The supplementary report of the paper is accessible here
Clone this GitHub repository to your local machine. To install and set up the required environment on a Linux system, run the following commands:
conda create -n delay python=3.11
conda activate delay
pip install -r imbalanced_regression.txt
conda clean --allTo execute the pipeline for a dataset (e.g., BPIC20PTC) and an imbalanced regression technique (e.g., BMSE) run the following:
python main.py --dataset BPIC20PTC --IR BMSE
If no imbalanced regression technique is parsed (--IR) the Vanilla model is trained.
CSW (Cost Sensitive re-Weighting) and EAL (Error-Aware Loss) can be combined with Label Distribution Smoothing (LDS) and/or Feature Distribution Smoothing (FDS). Therefore, the pipeline includes running experiments with four different configurations (wos: without smoothing, LDS, FDS, LDS+FDS). For more information, please refer to Delving into Deep Imbalanced Regression and its corresponding GitHub repository.

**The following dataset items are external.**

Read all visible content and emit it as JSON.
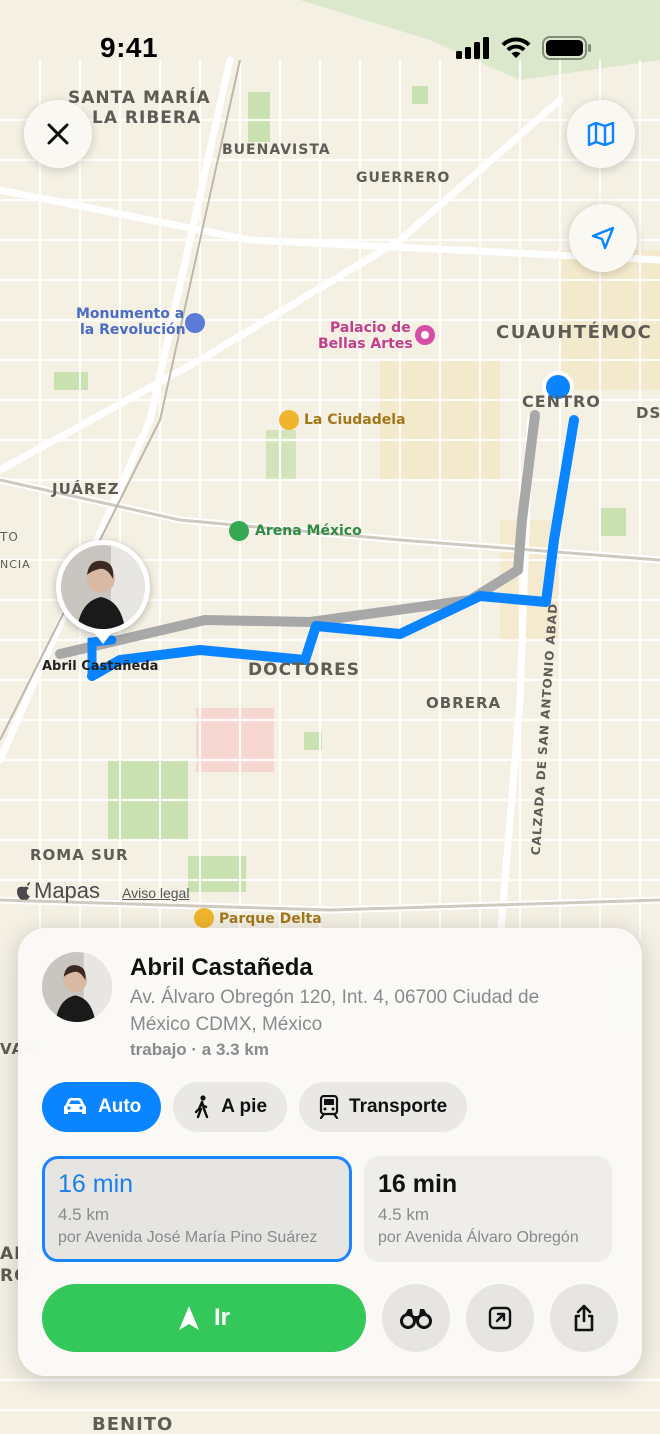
{
  "status_bar": {
    "time": "9:41"
  },
  "map": {
    "districts": {
      "santa_maria_1": "SANTA MARÍA",
      "santa_maria_2": "LA RIBERA",
      "buenavista": "BUENAVISTA",
      "guerrero": "GUERRERO",
      "cuauhtemoc": "CUAUHTÉMOC",
      "centro": "CENTRO",
      "juarez": "JUÁREZ",
      "doctores": "DOCTORES",
      "obrera": "OBRERA",
      "roma_sur": "ROMA SUR",
      "benito": "BENITO",
      "calzada": "CALZADA DE SAN ANTONIO ABAD",
      "edge_to": "TO",
      "edge_ncia": "NCIA",
      "edge_ds": "DS",
      "edge_var": "VAR",
      "edge_all": "ALL",
      "edge_ro": "RO"
    },
    "pois": {
      "monumento_1": "Monumento a",
      "monumento_2": "la Revolución",
      "bellas_1": "Palacio de",
      "bellas_2": "Bellas Artes",
      "ciudadela": "La Ciudadela",
      "arena": "Arena México",
      "parque": "Parque Delta"
    },
    "destination_label": "Abril Castañeda",
    "brand": "Mapas",
    "legal": "Aviso legal"
  },
  "card": {
    "name": "Abril Castañeda",
    "address": "Av. Álvaro Obregón 120, Int. 4, 06700 Ciudad de México CDMX, México",
    "meta": "trabajo · a 3.3 km",
    "modes": [
      {
        "label": "Auto",
        "icon": "car-icon",
        "active": true
      },
      {
        "label": "A pie",
        "icon": "walking-icon",
        "active": false
      },
      {
        "label": "Transporte",
        "icon": "tram-icon",
        "active": false
      }
    ],
    "routes": [
      {
        "time": "16 min",
        "distance": "4.5 km",
        "via": "por Avenida José María Pino Suárez",
        "selected": true
      },
      {
        "time": "16 min",
        "distance": "4.5 km",
        "via": "por Avenida Álvaro Obregón",
        "selected": false
      }
    ],
    "go_label": "Ir"
  },
  "colors": {
    "route_primary": "#0a84ff",
    "route_alt": "#a8a8a8",
    "go_green": "#34c759",
    "map_bg": "#f3efe3"
  }
}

Balanced MSE (BMSE) cannot be combined with LDS, but the authors suggested that FDS should be complementary to their technique. Therefore, the piepline includes experiments with two configurations (wos and FDS). For more information, please refer to Balanced MSE for Imbalanced Visual Regression and its its corresponding GitHub repository.
The pipeline includes the same two configurations (wos and FDS) for Squared Error Relevance Area (SERA). For more information, please refer to Model Optimization in Imbalanced Regression and Imbalanced regression and extreme value prediction. The original implementation of SERA is provided in R (in this package), and in our implementation it is implemented in Python.
For running SMOGN, please go into the SMOGN branch and run the following (replace the argument parameters as needed):
python main.py --dataset BPIC20PTC --sampling SMOGN --smogn_rel_thres 0.8 --smogn_over_ratio 5.0 --smogn_under_ratio 0.3
To train the uncertainty-aware approach based on survival analysis, --IR argument must be set to 'survival'. It is also possible to train an uncertainty-aware model based on quantile regression using 'quantile' for --IR argument.
- All event logs are collected here.
- All configurations that are used for hyper-parameter optimization and training are collected here. You need to adjust cdg.data.path in the cfg file in order to determine the path to the XES or CSV file.
Once the survival model is trained, the second step for uncertainty-aware classification (and training the point-estimate deterministic baseline) for a dataset (e.g., BPIC20PTC) can be achieved by running the following:
python delay_analysis.py --dataset BPIC20PTC